CASH comment – Tesco finally commits to improving their food labels
22nd August 2012
We are very pleased that Tesco will finally be changing their front of pack labelling to a hybrid model combining traffic light colours with guideline daily amounts. This is fantastic news for consumers, as it means the majority of the UK supermarkets will be soon using traffic light colours, making healthier choices easier.
“We are aiming to reduce population average salt intakes to below 6g a day, a target we are still a long way from reaching” says Professor Graham MacGregor of the Wolfson Institute of Preventive Medicine. “Absurdly, there are currently at least 6 different ways of labelling salt . Whilst so much salt is still hidden in everyday foods such as bread, processed meats, cheese and ready-prepared sauces, the only way customers can try and eat less than 6g salt a day is by being able to read the labels and choose lower salt options.”
In response to the news, Andrew Lansley has been quoted as saying; “working with industry, not against them, can quickly bring about changes to benefit our health”. However in this case, due to a complete lack of direction from the government, labelling has been in chaos for years causing great confusion for those looking to improve their health. Tesco have at last taken matters into their own hands and decided to improve their labelling.

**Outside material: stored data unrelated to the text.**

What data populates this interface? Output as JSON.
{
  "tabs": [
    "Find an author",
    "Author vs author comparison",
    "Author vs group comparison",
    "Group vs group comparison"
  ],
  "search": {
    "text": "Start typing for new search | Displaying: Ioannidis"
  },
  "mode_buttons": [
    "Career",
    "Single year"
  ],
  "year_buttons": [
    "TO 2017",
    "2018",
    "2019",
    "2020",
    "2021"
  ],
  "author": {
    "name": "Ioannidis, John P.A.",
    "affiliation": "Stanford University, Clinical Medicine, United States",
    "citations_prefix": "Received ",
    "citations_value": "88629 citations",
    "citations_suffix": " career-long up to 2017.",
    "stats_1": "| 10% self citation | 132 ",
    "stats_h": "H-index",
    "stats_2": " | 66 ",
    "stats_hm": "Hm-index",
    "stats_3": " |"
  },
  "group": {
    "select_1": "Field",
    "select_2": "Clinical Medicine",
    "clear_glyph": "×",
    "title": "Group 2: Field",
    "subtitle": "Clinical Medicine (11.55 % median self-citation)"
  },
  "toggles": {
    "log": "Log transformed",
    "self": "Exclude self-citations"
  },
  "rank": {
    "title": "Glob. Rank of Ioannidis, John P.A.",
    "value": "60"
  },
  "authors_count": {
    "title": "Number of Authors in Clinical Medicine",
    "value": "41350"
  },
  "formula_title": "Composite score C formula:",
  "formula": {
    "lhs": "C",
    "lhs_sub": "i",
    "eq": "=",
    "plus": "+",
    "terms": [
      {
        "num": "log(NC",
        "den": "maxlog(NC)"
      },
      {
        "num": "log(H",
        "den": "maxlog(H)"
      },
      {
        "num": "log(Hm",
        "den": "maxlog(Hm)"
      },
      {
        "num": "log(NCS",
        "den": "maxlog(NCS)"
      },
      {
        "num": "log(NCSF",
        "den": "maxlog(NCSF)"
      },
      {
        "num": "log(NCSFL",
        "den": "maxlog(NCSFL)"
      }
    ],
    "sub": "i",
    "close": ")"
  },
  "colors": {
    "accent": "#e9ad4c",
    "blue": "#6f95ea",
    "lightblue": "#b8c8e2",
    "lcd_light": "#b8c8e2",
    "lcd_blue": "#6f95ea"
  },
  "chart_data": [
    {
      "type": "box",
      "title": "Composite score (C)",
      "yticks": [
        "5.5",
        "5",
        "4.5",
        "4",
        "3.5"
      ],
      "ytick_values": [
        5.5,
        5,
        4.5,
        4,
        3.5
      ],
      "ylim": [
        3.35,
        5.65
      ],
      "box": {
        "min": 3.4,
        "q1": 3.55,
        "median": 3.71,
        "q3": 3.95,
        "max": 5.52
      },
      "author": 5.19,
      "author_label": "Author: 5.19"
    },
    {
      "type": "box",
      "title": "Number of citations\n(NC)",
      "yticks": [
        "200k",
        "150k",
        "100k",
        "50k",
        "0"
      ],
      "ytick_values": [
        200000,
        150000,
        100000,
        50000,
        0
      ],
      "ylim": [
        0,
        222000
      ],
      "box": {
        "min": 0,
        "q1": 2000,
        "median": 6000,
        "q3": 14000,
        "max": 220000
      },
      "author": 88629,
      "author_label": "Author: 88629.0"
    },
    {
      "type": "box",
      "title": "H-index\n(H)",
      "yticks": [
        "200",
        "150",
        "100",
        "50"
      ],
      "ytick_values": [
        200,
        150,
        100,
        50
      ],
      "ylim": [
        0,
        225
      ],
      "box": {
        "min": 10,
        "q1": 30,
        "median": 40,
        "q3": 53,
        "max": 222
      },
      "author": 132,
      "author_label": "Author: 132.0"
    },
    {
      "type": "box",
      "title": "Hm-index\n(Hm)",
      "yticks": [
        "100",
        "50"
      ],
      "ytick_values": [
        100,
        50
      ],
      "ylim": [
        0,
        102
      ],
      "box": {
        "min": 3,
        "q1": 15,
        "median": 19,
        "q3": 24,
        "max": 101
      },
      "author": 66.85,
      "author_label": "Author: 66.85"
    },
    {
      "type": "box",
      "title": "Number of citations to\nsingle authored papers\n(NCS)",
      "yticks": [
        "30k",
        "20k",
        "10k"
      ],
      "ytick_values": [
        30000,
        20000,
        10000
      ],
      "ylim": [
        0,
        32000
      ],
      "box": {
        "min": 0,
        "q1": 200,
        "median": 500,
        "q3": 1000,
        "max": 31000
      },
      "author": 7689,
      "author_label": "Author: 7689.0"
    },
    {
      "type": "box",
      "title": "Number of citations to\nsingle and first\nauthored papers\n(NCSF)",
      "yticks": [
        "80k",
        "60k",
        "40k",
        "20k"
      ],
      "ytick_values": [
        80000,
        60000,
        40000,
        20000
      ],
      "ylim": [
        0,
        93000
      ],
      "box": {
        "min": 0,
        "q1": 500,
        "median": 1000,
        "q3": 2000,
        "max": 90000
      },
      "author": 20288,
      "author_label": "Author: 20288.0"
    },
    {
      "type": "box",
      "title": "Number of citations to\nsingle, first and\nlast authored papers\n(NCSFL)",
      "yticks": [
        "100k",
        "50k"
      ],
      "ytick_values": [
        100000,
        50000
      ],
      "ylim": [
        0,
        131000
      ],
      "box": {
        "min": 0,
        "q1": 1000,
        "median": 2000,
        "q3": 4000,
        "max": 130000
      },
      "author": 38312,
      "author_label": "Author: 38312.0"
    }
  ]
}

“This is great news for all shoppers who are looking after their and their family’s health.” Katharine Jenner, Campaign Director for CASH. “It’s about time Tesco’s acknowledged their responsibility to public health and improved their labelling, let’s just hope it is ‘every little helps’ and not ‘too little, too late’.”
We now urge the government to take a strong stance in their approach to labelling, and get ALL food manufacturers, including those that sell food in restaurants, fast food outlets and canteens, to include traffic light labelling on their products.
CASH have campaigned for over five years for the introduction of a single front of pack nutrition labelling scheme which includes traffic light colour coding. However up until now, despite the wealth of evidence that traffic lights best meets the needs of consumers , Tesco have steadfastly refused to adopt this approach. Tesco recently met with ourselves and a number of health NGOs (The British Heart Foundation, Diabetes UK, The National Heart Forum, The Children’s Food Campaign) and were urged to change their position. This announcement is therefore strongly welcomed by CASH.